Mixed Blessing, Chandra Crane, Foreward by Jemar Tisby. Downers Grove: InterVarsity Press, 2020.
Summary: The author describes her own challenges and blessings of being a person of mixed ethnic and cultural identity, and how the Christian can affirm and include the growing number of mixed identity persons.
“So what are you?” can be one of the most difficult questions for a person born of parents of different ethnicities or raised in a home with those of different ethnicities. The author has experienced this dilemma as a child of a Thai father and European-American mother raised in a home with an adoptive Black father.
Answering the question can be hard for oneself and much depends on how one has grown up. It may also depend on one’s physical appearance and the degree to which a person might pass for a particular ethnicity or represent a blend of ethnicities.
Equally difficult is how one identifies oneself to others. Some contexts do not even have a category for mixed persons. She describes a time when the ministry she works for (the same one in which I work) offered breakouts by ethnicity. She did not know where to go because there was no group for her. Eventually, an organizer who was also a mixed ethnicity person recognized her dilemma and invite her to the Asian American staff group she was a part of. And she reports how ten years later in a similar setting, there was a group for her and others like her.
One of the strengths of this work is that Crane doesn’t make her experience normative for all, nor suggest that one must stick to a particular way of framing one’s identity. She recognizes the opportunities to identify with monoethnic groups that are part of one’s ethno-cultural heritage while avoiding cultural appropriation. She suggests four different postures, any of which may be appropriate:
- Solidarity identity. Particularly if we may look like a person of that identity, although this carries with it responsibilities to deal with privilege if one is identifying with the dominant culture.
- Shifting identity. This especially makes sense if one has been raised bi-lingually or bi-culturally (or multiple cultures or languages). The big question is whether each identity is genuinely who one is. Such people may be real bridgebuilders.

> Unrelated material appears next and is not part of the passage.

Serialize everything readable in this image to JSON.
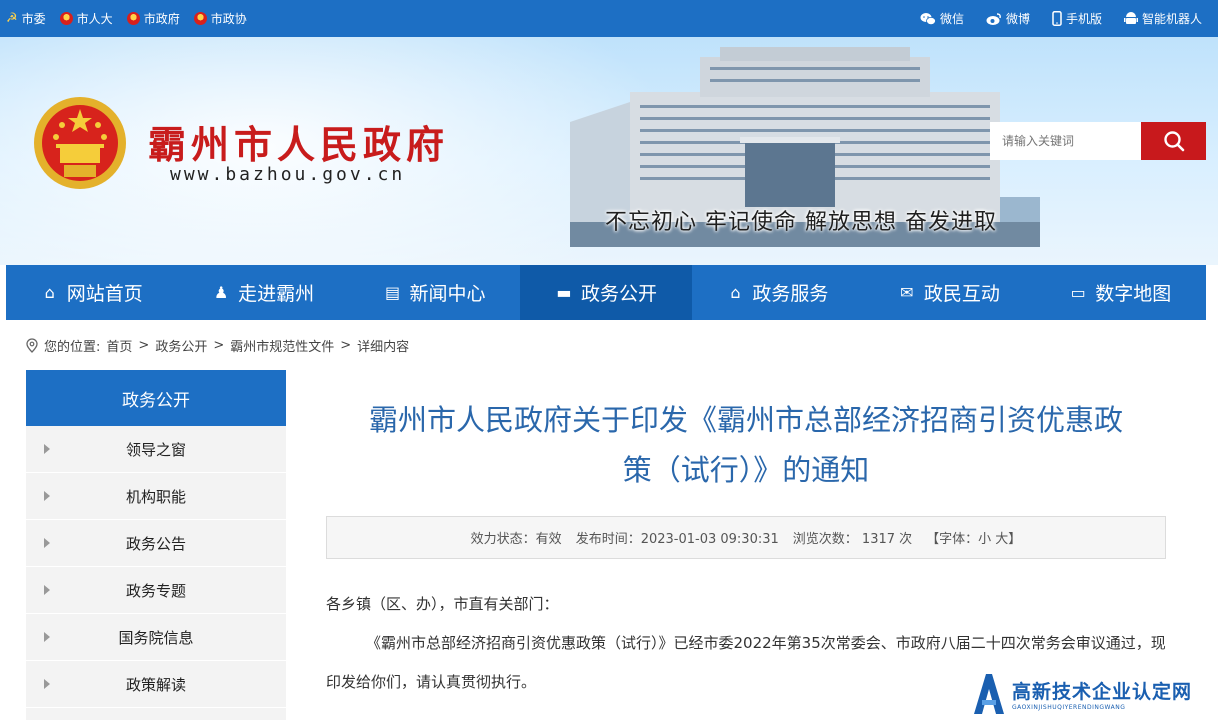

- Substitute identity. Sometimes the healthy choice may be in finding identity in something other than ethnicity, for example as a musician.

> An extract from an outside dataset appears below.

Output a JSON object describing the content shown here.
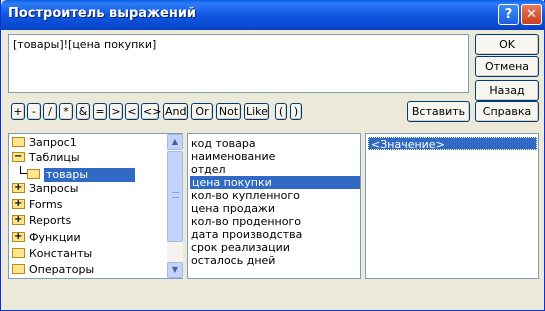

- Singular identity. Some live with a both/and identity in which these blend fully. This might only be fully realized in eternity.
Crane proposes a discipleship process incorporating these postures in a three step process of prayer about ethnic formation, of exploring our ethnic identity, and of applying truths learned to one’s the Christian life.

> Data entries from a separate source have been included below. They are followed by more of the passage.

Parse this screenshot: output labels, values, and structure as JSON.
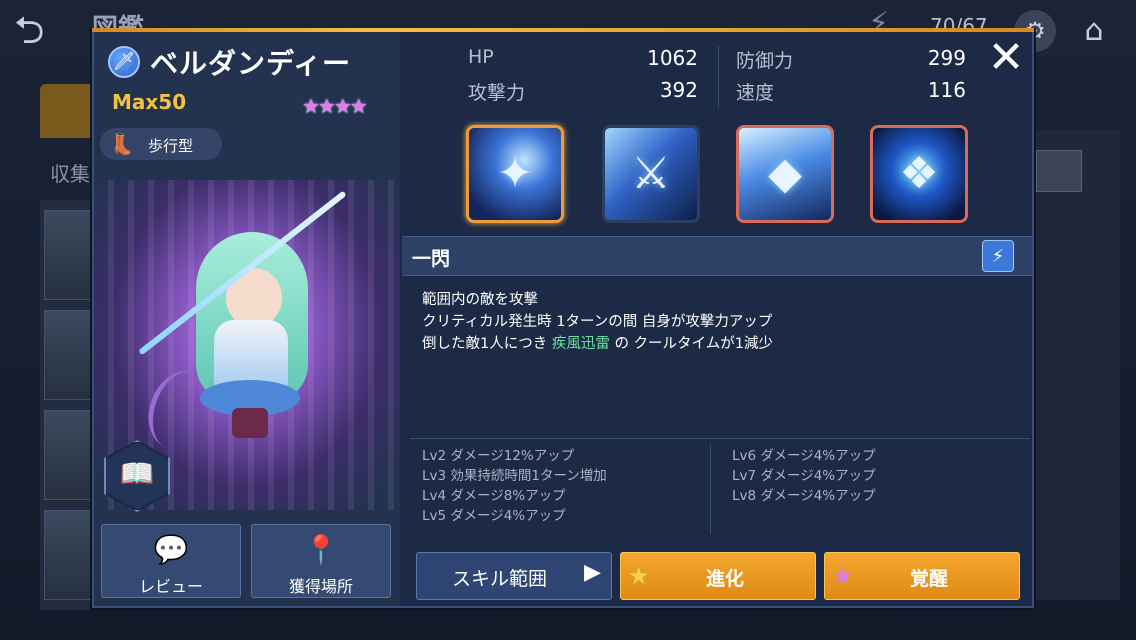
{
  "background": {
    "title": "図鑑",
    "left_label": "収集",
    "count": "70/67"
  },
  "character": {
    "name": "ベルダンディー",
    "max_level": "Max50",
    "star_count": 4,
    "stars": "★★★★",
    "type_label": "歩行型"
  },
  "stats": {
    "hp_label": "HP",
    "hp_value": "1062",
    "attack_label": "攻撃力",
    "attack_value": "392",
    "defense_label": "防御力",
    "defense_value": "299",
    "speed_label": "速度",
    "speed_value": "116"
  },
  "skills": [
    {
      "icon": "slash-skill-icon",
      "selected": true
    },
    {
      "icon": "blade-storm-skill-icon",
      "selected": false
    },
    {
      "icon": "crystal-sword-skill-icon",
      "selected": false
    },
    {
      "icon": "spirit-skill-icon",
      "selected": false
    }
  ],
  "selected_skill": {
    "name": "一閃",
    "description": [
      "範囲内の敵を攻撃",
      "クリティカル発生時 1ターンの間 自身が攻撃力アップ"
    ],
    "desc_line3_prefix": "倒した敵1人につき",
    "desc_line3_highlight": "疾風迅雷",
    "desc_line3_suffix": "の クールタイムが1減少",
    "levels_left": [
      "Lv2 ダメージ12%アップ",
      "Lv3 効果持続時間1ターン増加",
      "Lv4 ダメージ8%アップ",
      "Lv5 ダメージ4%アップ"
    ],
    "levels_right": [
      "Lv6 ダメージ4%アップ",
      "Lv7 ダメージ4%アップ",
      "Lv8 ダメージ4%アップ"
    ]
  },
  "buttons": {
    "review": "レビュー",
    "acquire": "獲得場所",
    "skill_range": "スキル範囲",
    "evolve": "進化",
    "awaken": "覚醒"
  },
  "colors": {
    "accent_orange": "#f4a62e",
    "highlight_green": "#6fe0a2",
    "star_purple": "#e07cf2",
    "max_yellow": "#f3c23e"
  }
}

The work centers on Christ, and observes that our incarnate Lord was of mixed descent. His family line includes Rahab the Canaanite, Bathsheba the Hittite, and Ruth the Moabite. To be in Christ as one of mixed heritage is to recognize that this indeed a blessing, that one is uniquely made and gifted by God. She deals with the critique that we should just find our identity in Christ by contending that Jesus does not submerge mixed identities but brings out their full beauty.
The book strikes a good balance of description, instruction, advocacy, and pastoral care. It reflects to me a wise person who has been on this journey for some time offering counsel and grace, especially for all who like her, are “mixed blessings” or are the parents of “mixed blessing” children. It’s an important book for me as a European American on a journey to understand and affirm and celebrate the multi-ethnic tapestry that is God’s intent for the church. Crane helps me better understand what it is like when multiple threads of that tapestry run though the life of one person. And she offers me a better question than “so what are you?” From now on I can ask “tell me about your family and how you grew up.”
Disclosure of Material Connection: I received a complimentary review copy of this book from the publisher in exchange for an honest review. The opinions I have expressed are my own.